The professors, students and staff will begin their “Emagine” tour at Carver Middle School at a time when the state’s economic future is becoming increasingly linked to whether it can educate enough engineers.
Engineers are critical to filling the needs of some of the state’s largest employers, such as BMW, Boeing, Duke Energy, Fluor, GE and Milliken. They will also help recruit new businesses that provide even more jobs.
Kayley Seawright, a senior from Anderson who is majoring in mechanical engineering, said she has no worries about finding a job when she graduates in May. She has begun to weigh options that range from technical sales to working for a consulting firm.
“Engineers at Clemson are a hot commodity,” said Seawright, who is undergraduate student body president.
The Clemson team’s goal will be to shatter the misconception that engineering is boring, a field reserved for math-and-science brainiacs.
“You also need to be creative,” said Scott D. Schiff, the civil engineering professor who is organizing Emagine.
Professors will lead students through a series of challenges aimed at showing how engineering applies to the real world.
They will design a paddleboat and run tests to see what they can do to make it go faster. Students will also learn about designing, building and programing robots.
Schiff said he plans to have students design a structurally efficient beam using nails and strips of foam insulation. The activity replicates the design of a wind-turbine tower, a theme inspired by the new wind-turbine drivetrain testing facility at the Clemson University Restoration Institute in North Charleston.
“I hope the Emagine program gets students excited enough that they consider engineering and begin to prepare themselves for their academic and professional career,” Schiff said.
Seawright said she has found engineering anything but boring.
She has tested campus buildings to see how much air conditioning is lost through the walls and windows and suggested improvements. Seawright said she also worked on playground equipment that would double as a water pump and could be used in areas that don’t have fresh water.
“It’s really neat to work on things you see every single day and that will make a difference in the world,” she said.

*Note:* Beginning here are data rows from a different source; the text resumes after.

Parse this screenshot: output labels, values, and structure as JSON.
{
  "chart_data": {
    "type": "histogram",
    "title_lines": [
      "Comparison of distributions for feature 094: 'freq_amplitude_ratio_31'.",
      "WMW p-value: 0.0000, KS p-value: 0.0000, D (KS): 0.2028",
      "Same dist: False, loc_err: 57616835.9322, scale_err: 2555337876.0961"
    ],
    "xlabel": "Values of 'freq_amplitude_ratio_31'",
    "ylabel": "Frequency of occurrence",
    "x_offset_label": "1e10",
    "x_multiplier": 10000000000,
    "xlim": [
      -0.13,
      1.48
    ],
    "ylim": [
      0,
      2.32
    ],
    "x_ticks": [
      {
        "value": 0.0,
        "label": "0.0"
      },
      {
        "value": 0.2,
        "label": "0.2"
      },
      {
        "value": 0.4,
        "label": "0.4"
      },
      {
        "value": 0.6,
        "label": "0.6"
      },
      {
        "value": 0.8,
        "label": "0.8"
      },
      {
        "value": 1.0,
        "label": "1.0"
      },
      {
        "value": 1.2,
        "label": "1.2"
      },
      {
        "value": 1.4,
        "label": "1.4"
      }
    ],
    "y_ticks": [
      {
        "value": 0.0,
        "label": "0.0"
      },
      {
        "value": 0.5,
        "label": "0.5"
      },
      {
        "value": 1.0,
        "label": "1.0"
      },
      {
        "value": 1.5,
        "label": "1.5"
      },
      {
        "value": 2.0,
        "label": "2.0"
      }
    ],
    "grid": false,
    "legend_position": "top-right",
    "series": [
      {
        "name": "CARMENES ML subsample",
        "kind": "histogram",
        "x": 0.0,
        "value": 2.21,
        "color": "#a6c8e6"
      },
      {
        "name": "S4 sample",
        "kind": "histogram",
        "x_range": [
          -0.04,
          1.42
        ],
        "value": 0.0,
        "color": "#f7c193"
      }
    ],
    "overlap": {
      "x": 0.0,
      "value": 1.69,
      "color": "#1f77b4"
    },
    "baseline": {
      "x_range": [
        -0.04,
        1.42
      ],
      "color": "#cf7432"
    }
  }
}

The middle- and high-school students will also hear about internships, study-abroad options and campus life. Parents will have an opportunity to learn about Clemson’s admission process.
Emagine is part of a broader outreach by Clemson to draw more students into the package of disciplines known as STEM: science, technology, engineering and math.
The earlier students begin aiming for engineering careers, the better. They need to start building technical abilities in math and science as early as middle school and certainly before the senior year of high school, Schiff said.
Numbers released by Clemson’s College of Engineering and Science last month showed that enrollment has grown nearly 54 percent since 2007 and stands at 7,167 students as of fall semester. The university as a whole grew 21.1 percent in the same period, reaching an enrollment of 21,303.
The average SAT score among the college’s incoming freshmen has increased from 1244 in 2002 to 1290 this year. A third of the college’s freshmen have the prestigious Palmetto Fellows scholarship, up from 22 percent in 2005.
The numbers’ release came on the heels of a Georgetown University study showing that the majors students choose have a big impact on future salaries.
Four of the study’s top 10 highest-earning majors in terms of median salary are offered by Clemson’s College of Engineering and Science. They are mathematics and computer science ($98,000), chemical engineering ($86,000), electrical engineering ($85,000) and mechanical engineering ($80,000).
The team’s visit to Carver Middle will be from 10 a.m. to 3 p.m. Later this semester, it will travel to Greenville, Florence and North Charleston.
As many as 240 students could attend each Emagine event.